Balayer devant sa porte avant de regarder chez les autres. La France, prompte à critiquer la médecine asiatique ou les extravagances des Emirats Arabes Unis, voit depuis quelques années une inquiétante croissance du trafic de grands félins sur son territoire. Peut-on acheter un grand félin en France comme on adopterait un chat ? nous interrogions-nous déjà en octobre 2018. Cette nouvelle semble le confirmer.
Caresse de tigre : officiellement un refuge pour félins
C’est l’association française Aves France et l’ONG Four Paws, réputée pour son combat contre les fermes de bile d’ours, qui ont dénoncé le scandale le 26 novembre dernier. Après plus d’un an d’enquête et d’accumulation de preuves, les deux associations ont dévoilé au grand jour les pratiques de l’association Caresse de tigre, située près de Rouen.
Officiellement, l’organisme recueille des fauves ne pouvant être pris en charge sur leur lieu de naissance (cirques, parcs zoologiques…). Une pratique autorisée par la loi, si la présence d’un capacitaire pour faune sauvage est avérée sur place. En l’occurrence pour Caresse de tigre, qui compte 11 tigres et lions, 2 lionceaux et un tigreau, il s’agit de Brigitte Klimond.
« Comme de nombreuses associations, nous avions entendu parler de l’association Caresse de tigre, sans savoir exactement ce qu’il se passait derrière leurs portes », explique Aves France sur son site caressedetigre.info. « C’est la mise en place d’une cagnotte pour acheter un couple de lions déjà présents chez eux depuis 6 ans qui nous a poussé à nous intéresser de près à Caresse de tigre, nous précise Christophe Coret, président d’Aves France. Ils ont fait croire au public que leurs dons éviteraient aux animaux de retourner au cirque alors qu’en fait, après les avoir reproduit, l’un des petits a justement été envoyé dans un cirque. Il y a tromperie puisque le public croit soutenir des valeurs de protection animale. »

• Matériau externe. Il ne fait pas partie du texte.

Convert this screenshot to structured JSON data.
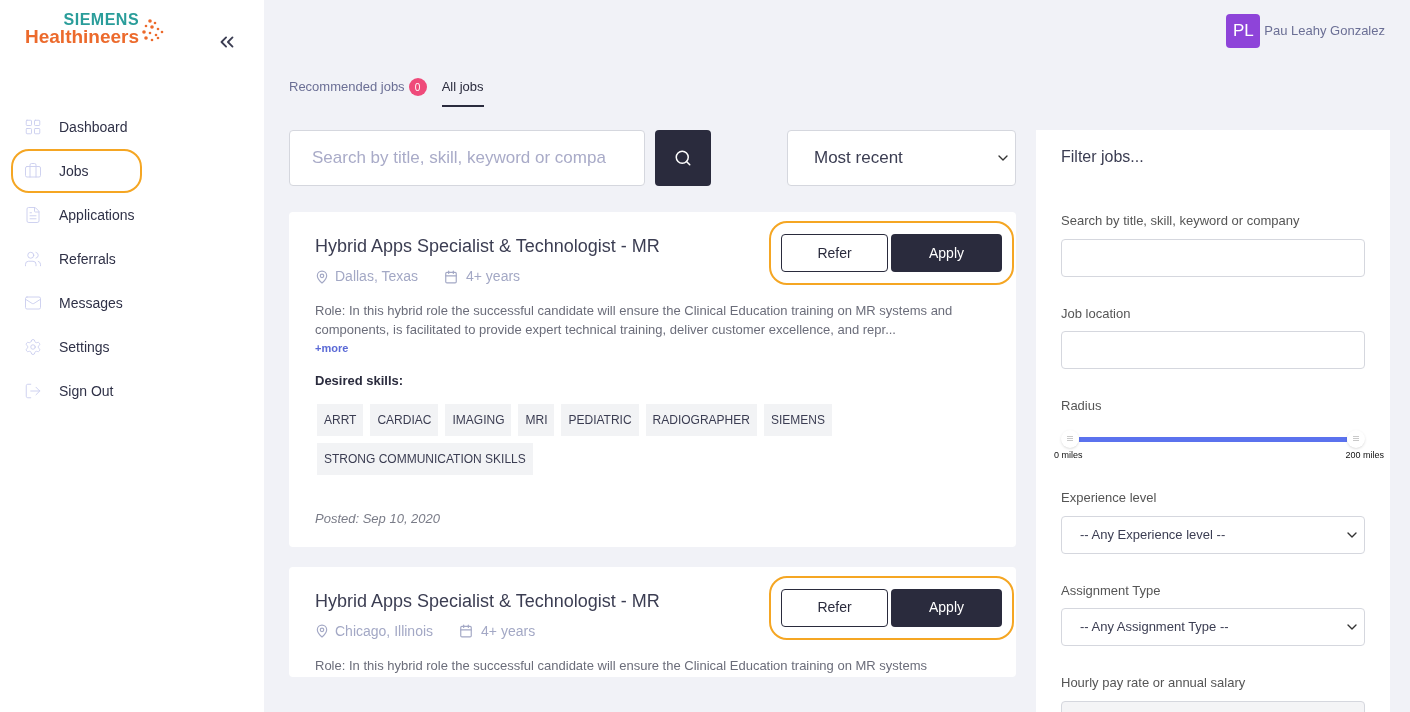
{
  "logo": {
    "brand": "SIEMENS",
    "product": "Healthineers"
  },
  "sidebar": {
    "items": [
      {
        "label": "Dashboard",
        "highlighted": false
      },
      {
        "label": "Jobs",
        "highlighted": true
      },
      {
        "label": "Applications",
        "highlighted": false
      },
      {
        "label": "Referrals",
        "highlighted": false
      },
      {
        "label": "Messages",
        "highlighted": false
      },
      {
        "label": "Settings",
        "highlighted": false
      },
      {
        "label": "Sign Out",
        "highlighted": false
      }
    ]
  },
  "user": {
    "initials": "PL",
    "name": "Pau Leahy Gonzalez"
  },
  "tabs": [
    {
      "label": "Recommended jobs",
      "badge": "0",
      "selected": false
    },
    {
      "label": "All jobs",
      "selected": true
    }
  ],
  "search": {
    "placeholder": "Search by title, skill, keyword or compa"
  },
  "sort": {
    "value": "Most recent"
  },
  "jobs": [
    {
      "title": "Hybrid Apps Specialist & Technologist - MR",
      "location": "Dallas, Texas",
      "experience": "4+ years",
      "highlighted": true,
      "refer": "Refer",
      "apply": "Apply",
      "description": "Role: In this hybrid role the successful candidate will ensure the Clinical Education training on MR systems and components, is facilitated to provide expert technical training, deliver customer excellence, and repr...",
      "more": "+more",
      "skills_label": "Desired skills:",
      "skills": [
        "ARRT",
        "CARDIAC",
        "IMAGING",
        "MRI",
        "PEDIATRIC",
        "RADIOGRAPHER",
        "SIEMENS",
        "STRONG COMMUNICATION SKILLS"
      ],
      "posted": "Posted: Sep 10, 2020"
    },
    {
      "title": "Hybrid Apps Specialist & Technologist - MR",
      "location": "Chicago, Illinois",
      "experience": "4+ years",
      "highlighted": true,
      "refer": "Refer",
      "apply": "Apply",
      "description": "Role: In this hybrid role the successful candidate will ensure the Clinical Education training on MR systems"
    }
  ],
  "filters": {
    "title": "Filter jobs...",
    "search_label": "Search by title, skill, keyword or company",
    "location_label": "Job location",
    "radius": {
      "label": "Radius",
      "level": 1,
      "min_label": "0 miles",
      "max_label": "200 miles"
    },
    "experience": {
      "label": "Experience level",
      "value": "-- Any Experience level --"
    },
    "assignment": {
      "label": "Assignment Type",
      "value": "-- Any Assignment Type --"
    },
    "salary_label": "Hourly pay rate or annual salary"
  }
}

Imprégnation des animaux, monétisation, et chantilly
Selon Aves, la direction de Caresse de tigre propose en fait aux visiteurs de rentrer dans la cage des petits félins pour manipuler les lionceaux, les prendre en photo, donner un biberon pour le prix de 50 € les 10 minutes, auxquels s’ajoutent les 15 € de billet d’entrée.
Pour Aves France, ces visites sont illégales. « Caresse de tigre est un établissement fixe sans autorisation d’ouverture au public. La création du site a été autorisée quand Brigitte Klimond, ancienne dresseuse itinérante, a souhaité se sédentariser et garder les animaux qu’elle avait en spectacle mais en aucun cas elle ne peut faire entrer du public. Pour obtenir cette autorisation, les enclos doivent respecter des normes strictes de sécurité et ce n’est ici pas le cas. Les propriétaires contournent en fait l’arrêté de 10 août 2004 qui estime qu’au delà de 7 jours d’ouverture par an, la demande d’autorisation d’ouverture au public est obligatoire. »

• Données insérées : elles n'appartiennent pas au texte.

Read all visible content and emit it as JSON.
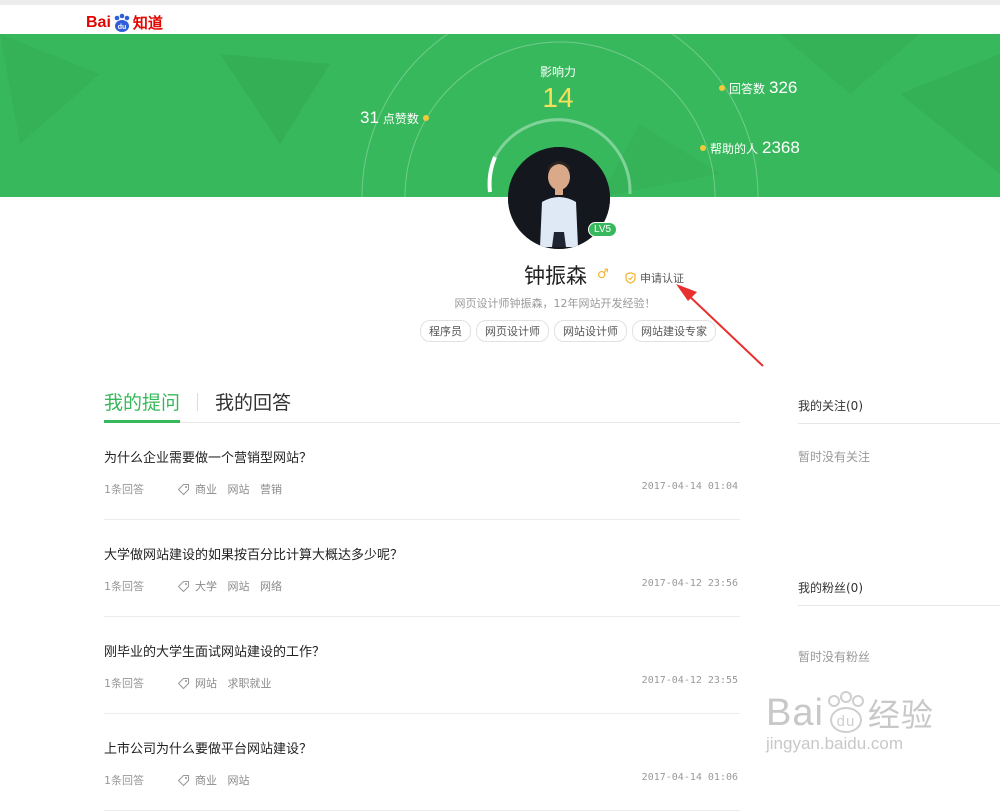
{
  "header": {
    "logo_prefix": "Bai",
    "logo_paw_text": "du",
    "logo_suffix": "知道"
  },
  "stats": {
    "influence_label": "影响力",
    "influence_value": "14",
    "likes_value": "31",
    "likes_label": "点赞数",
    "answers_label": "回答数",
    "answers_value": "326",
    "helped_label": "帮助的人",
    "helped_value": "2368"
  },
  "profile": {
    "level": "LV5",
    "name": "钟振森",
    "gender_symbol": "♂",
    "certify_label": "申请认证",
    "bio": "网页设计师钟振森，12年网站开发经验！",
    "tags": [
      "程序员",
      "网页设计师",
      "网站设计师",
      "网站建设专家"
    ]
  },
  "tabs": {
    "my_questions": "我的提问",
    "my_answers": "我的回答"
  },
  "questions": [
    {
      "title": "为什么企业需要做一个营销型网站？",
      "answers": "1条回答",
      "tags": [
        "商业",
        "网站",
        "营销"
      ],
      "time": "2017-04-14 01:04"
    },
    {
      "title": "大学做网站建设的如果按百分比计算大概达多少呢？",
      "answers": "1条回答",
      "tags": [
        "大学",
        "网站",
        "网络"
      ],
      "time": "2017-04-12 23:56"
    },
    {
      "title": "刚毕业的大学生面试网站建设的工作？",
      "answers": "1条回答",
      "tags": [
        "网站",
        "求职就业"
      ],
      "time": "2017-04-12 23:55"
    },
    {
      "title": "上市公司为什么要做平台网站建设？",
      "answers": "1条回答",
      "tags": [
        "商业",
        "网站"
      ],
      "time": "2017-04-14 01:06"
    }
  ],
  "sidebar": {
    "following_title": "我的关注(0)",
    "following_empty": "暂时没有关注",
    "fans_title": "我的粉丝(0)",
    "fans_empty": "暂时没有粉丝"
  },
  "watermark": {
    "brand_a": "Bai",
    "brand_b": "du",
    "brand_cn": "经验",
    "url": "jingyan.baidu.com"
  },
  "colors": {
    "brand_green": "#38b85c",
    "accent_yellow": "#f5c93a",
    "baidu_red": "#e10601",
    "annotation_red": "#e8302f"
  }
}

C’est pourquoi les fondateurs de Caresse de tigre ouvrent leurs portes officiellement 14 après-midi par an, sur réservation, à des groupes de visiteurs. « Mais en fait on a constaté qu’ils dépassaient largement ce quota, poursuit Christophe Coret. Lors de notre deuxième visite, il y avait des groupes prévus à 11h, 14, et 16h le samedi comme le dimanche et parfois de 10 personnes ! Sachant qu’un capacitaire s’engage normalement à tenir à distance du public ses animaux. »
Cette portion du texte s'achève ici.